It was Leap Day, February 29th, when I found out I had breast cancer. What's worse - it had metastasized in my lymph nodes. I would have to wait another week and a half before I could see my new Surgical Oncologist, who would be coordinating my care. I felt lost. I was certain I was going to die. It was the longest and worst part of this experience so far.
I finally met "my team" at Princess Margaret Hospital on March 12th. They immediately had me scheduled for several tests to determine if the cancer had spread. Regardless of the outcome, they knew exactly what to do now. They started a search for the first available Medical Oncologist - chemo doctor. Because the cancer is in my lymph nodes and is a fair size (about 2 cm by 3 cm) chemotherapy would be administered first. This should shrink the tumor (possibly even wipe it out) so that the surgery can be less drastic. It will also give the medical oncologist a good idea of how my cancer responds to the drugs given. After completing chemo, and having a rest to recover, I will hopefully only need a lumpectomy with axillary lymph node dissection followed by radiation.
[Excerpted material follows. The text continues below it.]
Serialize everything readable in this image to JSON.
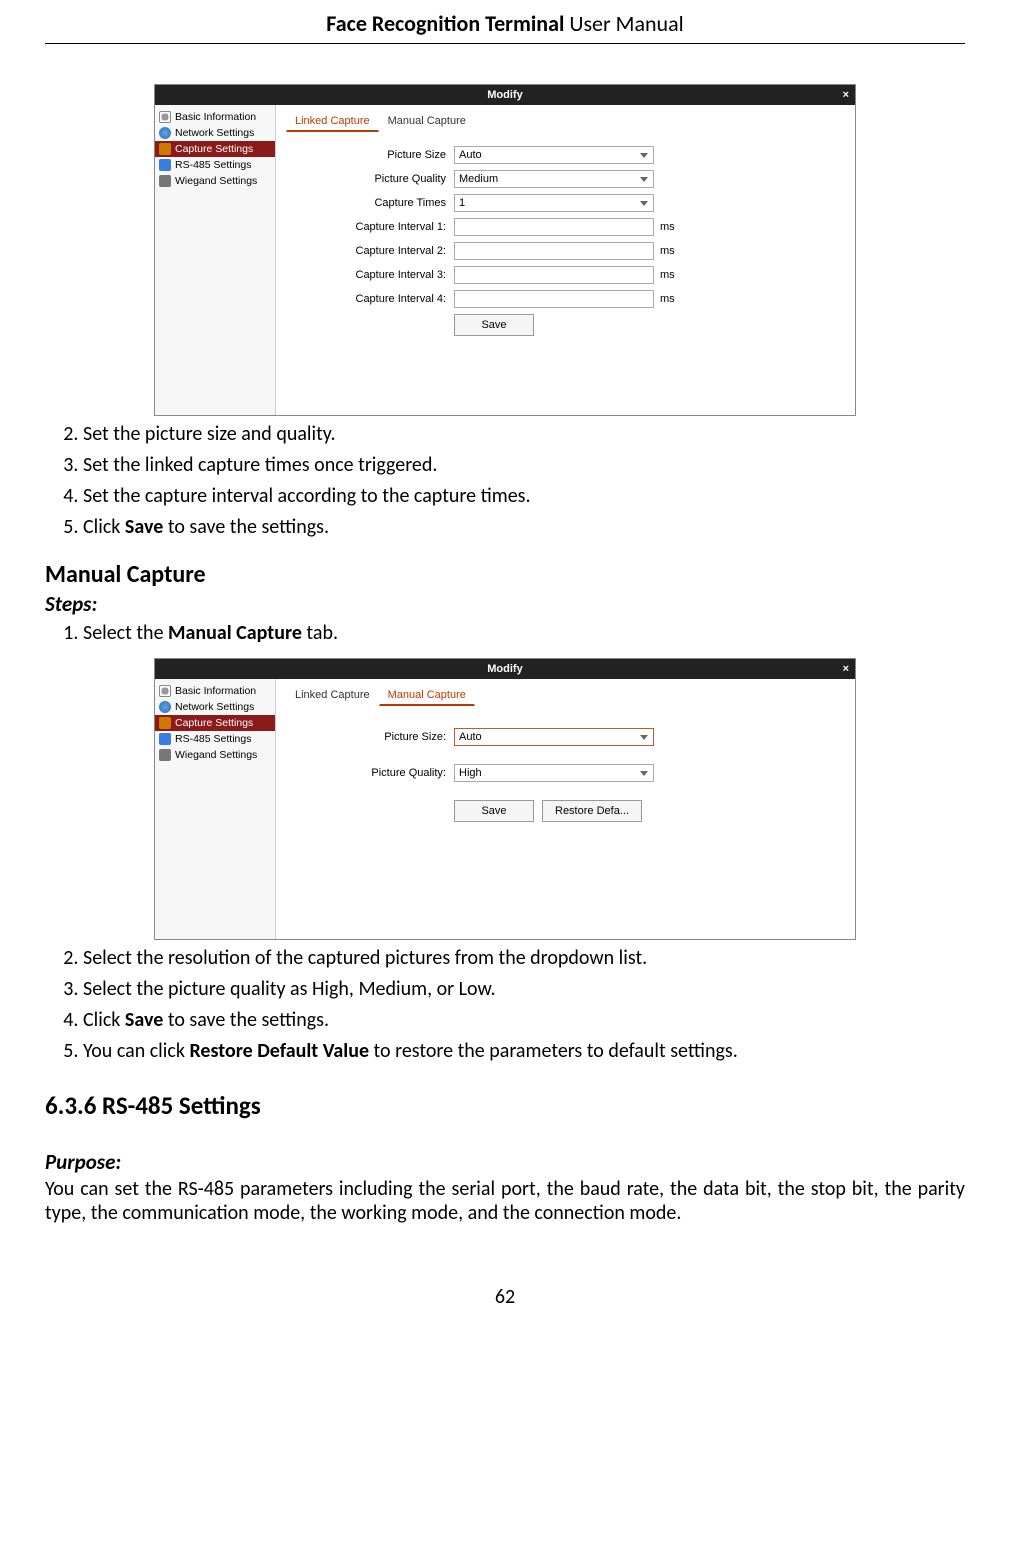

The tests to be performed were: CT Scan, Bone Scan, MUGa Heart Scan, and an MRI. Installation of a marker clip in the primary tumor was scheduled - in case the tumor does completely disappear with the chemo my surgeon will know where to look for tissue samples to check if all of the cancer is gone. In addition, the lab that made the initial diagnosis had not performed the tests necessary to determine the hormone receptor status and HER2 status of the cancer, so a request was sent to them to provide this information.
Today I finished the last of the tests - one day after my first chemo session, 9 days after meeting my medical oncologist, 27 days after meeting my surgical oncologist, and 1 month after learning that I had cancer.